Нас выгрузили на станции Е*** и тотчас же, опасаясь бомбардировки, посадили в огромные грузовики, чтобы везти за сорок верст, в назначенную нам деревню. Я уступил кому-то свое «офицерское» место в кабине, чтобы быть вместе с Верой. Мы поместились на вершине громадного воза, груженного матрацами. Дорога шла по голой степи, через овраги. Снег почти всюду протаял. Стояла ужасная весенняя грязь. Машины еле шли. Мокрый ветер и крупный холодный дождь легко проползали под матрацы, которыми мы укрылись. Как только стемнело, весь караван встал. Мы не отъехали и пятнадцати верст. И тотчас же началась бомбардировка станции. Взрывы подбрасывали целые здания. Это было слышно всю ночь. Дождь и ветер не прекращались. Мы устроили глубокую пещеру в матрацах и лежали там, крепко обнявшись. Кругом был настоящий пейзаж из «Короля Лира». Я не знаю, спали мы в эту ночь или нет. Одно и то же было во сне и наяву: огромное черное поле, полное ветром и холодом, далекие вспышки и глухие разрывы.
XXV
Только на следующий день, уже к вечеру, мы приехали наконец в назначенное нам село. В сумерках мы разгружались на площади. Кругом в беспорядке стояли приземистые кирпичные домики, совершенно темные: здесь тоже боялись бомбардировок. Везде была весенняя распутица. На площадь стекала какая-то жидкая грязь, кое-где еще смешанная со снегом. Потоки журчали со всех сторон, и пронзительный ветер не переставал дуть; от него нельзя было спрятаться. Я шагнул было нерешительно в сторону одного домика, потом в сторону другого; повсюду были непроходимые рвы, овраги, полные мутной, глинистой быстрой водой.

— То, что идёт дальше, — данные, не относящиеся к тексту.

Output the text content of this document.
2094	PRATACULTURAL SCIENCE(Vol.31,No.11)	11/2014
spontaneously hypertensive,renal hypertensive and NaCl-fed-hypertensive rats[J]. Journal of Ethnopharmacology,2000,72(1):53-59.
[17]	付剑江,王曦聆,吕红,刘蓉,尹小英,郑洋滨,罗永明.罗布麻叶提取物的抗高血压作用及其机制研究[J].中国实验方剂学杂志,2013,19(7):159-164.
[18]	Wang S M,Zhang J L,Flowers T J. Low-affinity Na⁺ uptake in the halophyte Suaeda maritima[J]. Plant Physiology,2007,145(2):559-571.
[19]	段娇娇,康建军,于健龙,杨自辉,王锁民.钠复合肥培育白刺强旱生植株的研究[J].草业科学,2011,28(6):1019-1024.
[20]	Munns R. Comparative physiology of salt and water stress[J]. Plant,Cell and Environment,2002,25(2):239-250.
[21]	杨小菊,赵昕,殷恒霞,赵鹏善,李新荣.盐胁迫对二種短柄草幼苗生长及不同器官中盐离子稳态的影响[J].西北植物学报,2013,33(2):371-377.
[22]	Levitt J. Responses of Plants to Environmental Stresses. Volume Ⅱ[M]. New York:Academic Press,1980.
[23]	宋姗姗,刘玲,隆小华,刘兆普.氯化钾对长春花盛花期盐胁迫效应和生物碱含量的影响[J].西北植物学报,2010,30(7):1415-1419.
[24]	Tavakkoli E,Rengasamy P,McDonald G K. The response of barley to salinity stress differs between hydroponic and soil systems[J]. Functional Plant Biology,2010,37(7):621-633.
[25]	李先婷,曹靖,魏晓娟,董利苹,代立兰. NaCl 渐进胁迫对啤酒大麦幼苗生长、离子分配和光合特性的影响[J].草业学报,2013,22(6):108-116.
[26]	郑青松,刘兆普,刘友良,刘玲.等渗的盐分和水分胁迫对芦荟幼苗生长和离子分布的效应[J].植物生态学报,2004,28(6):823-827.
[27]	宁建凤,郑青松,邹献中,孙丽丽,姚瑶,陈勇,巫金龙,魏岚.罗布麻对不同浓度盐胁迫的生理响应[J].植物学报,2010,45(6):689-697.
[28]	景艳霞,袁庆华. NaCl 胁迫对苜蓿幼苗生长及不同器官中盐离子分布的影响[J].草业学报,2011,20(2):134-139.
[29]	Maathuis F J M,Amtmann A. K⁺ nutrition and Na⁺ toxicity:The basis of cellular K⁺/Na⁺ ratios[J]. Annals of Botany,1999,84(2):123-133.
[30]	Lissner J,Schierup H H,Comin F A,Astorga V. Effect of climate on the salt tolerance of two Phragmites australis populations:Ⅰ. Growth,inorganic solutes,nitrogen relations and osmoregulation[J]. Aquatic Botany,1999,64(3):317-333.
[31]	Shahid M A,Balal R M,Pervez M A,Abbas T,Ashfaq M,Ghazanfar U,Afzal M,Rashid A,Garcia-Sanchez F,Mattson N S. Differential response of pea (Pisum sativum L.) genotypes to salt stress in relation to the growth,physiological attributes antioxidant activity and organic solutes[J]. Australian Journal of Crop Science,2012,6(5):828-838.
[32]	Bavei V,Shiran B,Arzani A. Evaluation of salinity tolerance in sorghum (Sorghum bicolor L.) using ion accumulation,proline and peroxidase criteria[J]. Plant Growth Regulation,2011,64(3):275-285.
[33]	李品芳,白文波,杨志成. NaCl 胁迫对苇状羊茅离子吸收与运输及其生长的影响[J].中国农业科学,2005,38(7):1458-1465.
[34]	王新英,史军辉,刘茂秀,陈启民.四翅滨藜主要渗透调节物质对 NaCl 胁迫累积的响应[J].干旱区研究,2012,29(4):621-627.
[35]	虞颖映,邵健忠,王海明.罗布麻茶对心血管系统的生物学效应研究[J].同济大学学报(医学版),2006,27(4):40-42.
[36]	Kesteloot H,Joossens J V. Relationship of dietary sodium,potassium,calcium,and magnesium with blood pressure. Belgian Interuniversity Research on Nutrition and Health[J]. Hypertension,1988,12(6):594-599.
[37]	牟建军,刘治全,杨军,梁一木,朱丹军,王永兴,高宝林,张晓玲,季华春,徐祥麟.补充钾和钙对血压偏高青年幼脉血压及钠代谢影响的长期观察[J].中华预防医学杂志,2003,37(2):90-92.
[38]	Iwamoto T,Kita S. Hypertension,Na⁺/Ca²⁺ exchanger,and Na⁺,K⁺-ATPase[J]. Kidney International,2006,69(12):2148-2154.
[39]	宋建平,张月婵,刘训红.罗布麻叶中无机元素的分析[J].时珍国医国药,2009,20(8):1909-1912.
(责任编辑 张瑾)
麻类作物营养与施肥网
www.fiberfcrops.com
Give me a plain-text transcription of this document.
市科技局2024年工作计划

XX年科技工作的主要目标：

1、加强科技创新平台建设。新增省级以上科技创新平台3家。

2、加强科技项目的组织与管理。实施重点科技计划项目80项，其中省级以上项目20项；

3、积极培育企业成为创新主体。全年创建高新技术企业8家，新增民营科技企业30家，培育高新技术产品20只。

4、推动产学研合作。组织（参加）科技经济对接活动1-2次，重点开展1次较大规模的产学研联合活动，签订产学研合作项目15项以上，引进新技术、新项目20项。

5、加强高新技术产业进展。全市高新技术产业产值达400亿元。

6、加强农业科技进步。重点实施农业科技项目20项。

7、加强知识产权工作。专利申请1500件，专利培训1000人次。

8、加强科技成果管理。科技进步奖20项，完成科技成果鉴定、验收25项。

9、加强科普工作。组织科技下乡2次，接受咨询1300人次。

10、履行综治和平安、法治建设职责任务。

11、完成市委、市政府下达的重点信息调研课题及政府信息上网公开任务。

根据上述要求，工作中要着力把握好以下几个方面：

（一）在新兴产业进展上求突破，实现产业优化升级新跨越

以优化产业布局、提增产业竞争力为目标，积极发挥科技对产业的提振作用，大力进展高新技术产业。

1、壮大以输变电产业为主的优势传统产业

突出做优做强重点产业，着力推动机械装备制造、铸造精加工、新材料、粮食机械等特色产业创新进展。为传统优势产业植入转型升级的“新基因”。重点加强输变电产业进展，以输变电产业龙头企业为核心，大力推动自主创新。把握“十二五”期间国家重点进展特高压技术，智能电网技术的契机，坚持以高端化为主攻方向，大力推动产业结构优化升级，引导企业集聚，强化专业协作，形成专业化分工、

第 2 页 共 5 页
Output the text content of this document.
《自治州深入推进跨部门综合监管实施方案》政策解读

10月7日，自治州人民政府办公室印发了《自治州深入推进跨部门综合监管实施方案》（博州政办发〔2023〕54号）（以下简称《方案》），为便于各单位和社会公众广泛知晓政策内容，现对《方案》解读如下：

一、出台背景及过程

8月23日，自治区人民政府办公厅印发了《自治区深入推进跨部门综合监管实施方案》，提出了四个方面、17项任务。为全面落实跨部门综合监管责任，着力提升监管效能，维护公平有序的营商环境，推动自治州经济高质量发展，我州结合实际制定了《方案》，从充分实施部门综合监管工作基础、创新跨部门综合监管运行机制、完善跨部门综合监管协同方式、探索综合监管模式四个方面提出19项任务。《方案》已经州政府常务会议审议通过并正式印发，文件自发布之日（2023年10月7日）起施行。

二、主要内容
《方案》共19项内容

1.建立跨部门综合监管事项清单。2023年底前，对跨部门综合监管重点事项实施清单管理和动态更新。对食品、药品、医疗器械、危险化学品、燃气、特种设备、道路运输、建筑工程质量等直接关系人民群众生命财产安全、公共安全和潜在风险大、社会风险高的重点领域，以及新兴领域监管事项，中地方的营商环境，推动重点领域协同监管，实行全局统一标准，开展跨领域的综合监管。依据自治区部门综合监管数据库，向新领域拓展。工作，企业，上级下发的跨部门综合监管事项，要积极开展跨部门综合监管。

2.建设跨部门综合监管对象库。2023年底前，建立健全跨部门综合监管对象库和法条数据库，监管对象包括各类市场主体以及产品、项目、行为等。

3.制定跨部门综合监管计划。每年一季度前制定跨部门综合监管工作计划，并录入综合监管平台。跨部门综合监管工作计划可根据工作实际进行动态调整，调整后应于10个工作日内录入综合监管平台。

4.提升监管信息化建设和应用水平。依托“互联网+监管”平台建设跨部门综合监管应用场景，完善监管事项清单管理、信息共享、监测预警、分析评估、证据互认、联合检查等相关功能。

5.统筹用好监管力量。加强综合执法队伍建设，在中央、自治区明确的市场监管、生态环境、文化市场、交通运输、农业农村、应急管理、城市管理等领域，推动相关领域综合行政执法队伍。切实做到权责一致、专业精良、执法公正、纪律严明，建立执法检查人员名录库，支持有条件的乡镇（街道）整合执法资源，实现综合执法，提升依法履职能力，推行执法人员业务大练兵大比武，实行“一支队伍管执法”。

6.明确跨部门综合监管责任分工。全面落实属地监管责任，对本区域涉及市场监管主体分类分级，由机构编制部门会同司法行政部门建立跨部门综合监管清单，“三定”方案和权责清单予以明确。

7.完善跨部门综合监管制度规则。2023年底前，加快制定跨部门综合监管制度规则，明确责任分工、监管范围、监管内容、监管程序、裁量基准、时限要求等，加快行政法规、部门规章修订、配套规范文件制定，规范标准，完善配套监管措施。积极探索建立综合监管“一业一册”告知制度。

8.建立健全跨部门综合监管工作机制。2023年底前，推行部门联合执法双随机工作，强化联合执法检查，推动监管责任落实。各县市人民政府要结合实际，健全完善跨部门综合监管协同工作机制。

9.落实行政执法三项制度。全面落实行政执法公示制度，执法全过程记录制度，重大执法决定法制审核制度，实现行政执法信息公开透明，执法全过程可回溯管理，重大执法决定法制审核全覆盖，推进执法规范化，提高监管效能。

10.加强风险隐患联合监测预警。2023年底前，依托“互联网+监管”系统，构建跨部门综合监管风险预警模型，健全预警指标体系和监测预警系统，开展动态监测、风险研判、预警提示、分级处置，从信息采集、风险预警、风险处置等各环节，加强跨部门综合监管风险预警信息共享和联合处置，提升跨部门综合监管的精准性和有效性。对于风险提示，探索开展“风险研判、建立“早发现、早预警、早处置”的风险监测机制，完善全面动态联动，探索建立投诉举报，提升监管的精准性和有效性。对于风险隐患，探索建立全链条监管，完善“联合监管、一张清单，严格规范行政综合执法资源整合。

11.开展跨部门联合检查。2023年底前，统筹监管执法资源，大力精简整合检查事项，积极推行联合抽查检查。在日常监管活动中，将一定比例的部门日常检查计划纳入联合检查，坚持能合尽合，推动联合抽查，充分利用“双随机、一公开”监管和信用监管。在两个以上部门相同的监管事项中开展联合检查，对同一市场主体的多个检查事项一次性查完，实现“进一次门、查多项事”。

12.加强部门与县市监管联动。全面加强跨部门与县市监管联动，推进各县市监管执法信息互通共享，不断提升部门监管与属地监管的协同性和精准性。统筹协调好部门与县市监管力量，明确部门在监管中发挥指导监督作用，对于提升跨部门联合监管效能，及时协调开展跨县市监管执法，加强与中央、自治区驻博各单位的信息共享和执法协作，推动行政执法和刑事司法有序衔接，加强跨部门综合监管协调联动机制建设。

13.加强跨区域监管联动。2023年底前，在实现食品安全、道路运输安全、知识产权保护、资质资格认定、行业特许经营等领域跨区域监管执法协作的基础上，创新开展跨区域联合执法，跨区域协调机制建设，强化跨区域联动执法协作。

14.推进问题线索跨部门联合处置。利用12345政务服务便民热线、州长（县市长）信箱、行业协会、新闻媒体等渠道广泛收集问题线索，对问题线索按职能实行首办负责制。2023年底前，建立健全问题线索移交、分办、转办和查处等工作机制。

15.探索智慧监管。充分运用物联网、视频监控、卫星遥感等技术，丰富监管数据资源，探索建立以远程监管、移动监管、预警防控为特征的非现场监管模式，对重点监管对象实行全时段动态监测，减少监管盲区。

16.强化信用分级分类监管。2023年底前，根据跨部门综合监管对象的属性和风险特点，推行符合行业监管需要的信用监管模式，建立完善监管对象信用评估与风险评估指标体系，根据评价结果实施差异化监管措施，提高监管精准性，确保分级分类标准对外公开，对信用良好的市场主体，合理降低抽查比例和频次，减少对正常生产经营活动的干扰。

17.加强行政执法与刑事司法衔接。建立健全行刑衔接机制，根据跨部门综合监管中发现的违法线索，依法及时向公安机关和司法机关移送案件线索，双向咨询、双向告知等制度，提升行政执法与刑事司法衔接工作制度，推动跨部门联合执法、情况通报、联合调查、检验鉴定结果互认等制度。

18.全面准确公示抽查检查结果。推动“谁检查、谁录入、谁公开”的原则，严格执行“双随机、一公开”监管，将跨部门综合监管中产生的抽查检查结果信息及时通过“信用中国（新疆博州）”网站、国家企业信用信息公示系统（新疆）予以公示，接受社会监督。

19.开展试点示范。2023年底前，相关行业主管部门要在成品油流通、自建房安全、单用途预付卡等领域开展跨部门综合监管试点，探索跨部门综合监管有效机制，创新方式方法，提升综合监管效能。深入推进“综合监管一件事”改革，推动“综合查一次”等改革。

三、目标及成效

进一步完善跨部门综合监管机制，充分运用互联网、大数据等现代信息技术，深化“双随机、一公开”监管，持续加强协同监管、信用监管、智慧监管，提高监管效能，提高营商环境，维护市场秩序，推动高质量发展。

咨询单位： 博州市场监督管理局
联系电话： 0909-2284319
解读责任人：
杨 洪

Вера как-то неожиданно явилась рядом со мной. Она уверенно шагала по скользким и топким тропинкам.
– Я уже нашла нам квартиру, – сказала мне Вера.
После двухдневного странствия по степи, под дождем и ветром, когда уже даже теплушка вспоминалась как уютное, милое место, настоящая комната, теплая, с лампой и самоваром, показалась мне раем. Вера втащила перину. Мы расстелили ее на полу. Где-то в темноте, за перегородкой, бормотали хозяева. Мы с Верой снова были вместе, вдвоем. Лампадка горела в избе. Ветер отчаянно свистел и бился; солома на крыше шумела. Нам было тепло. Мы тонули в огромной хозяйской перине, пышной и свадебной.
– Село какое-то рассыпанное, ни улиц, ни порядка, все куда-то катится с горки на горку, – сказал я.
– Нам только три дня здесь жить вместе, – ответила Вера.
– Знаешь, Верочка, после нашей турдейской жизни я как-то ни разу еще не опомнился. Путешествие, степь, ветер – все это как будто остановка, как будто время остановилось перед каким-то событием, – сказал я.
– Это событие – твой отъезд, – ответила Вера.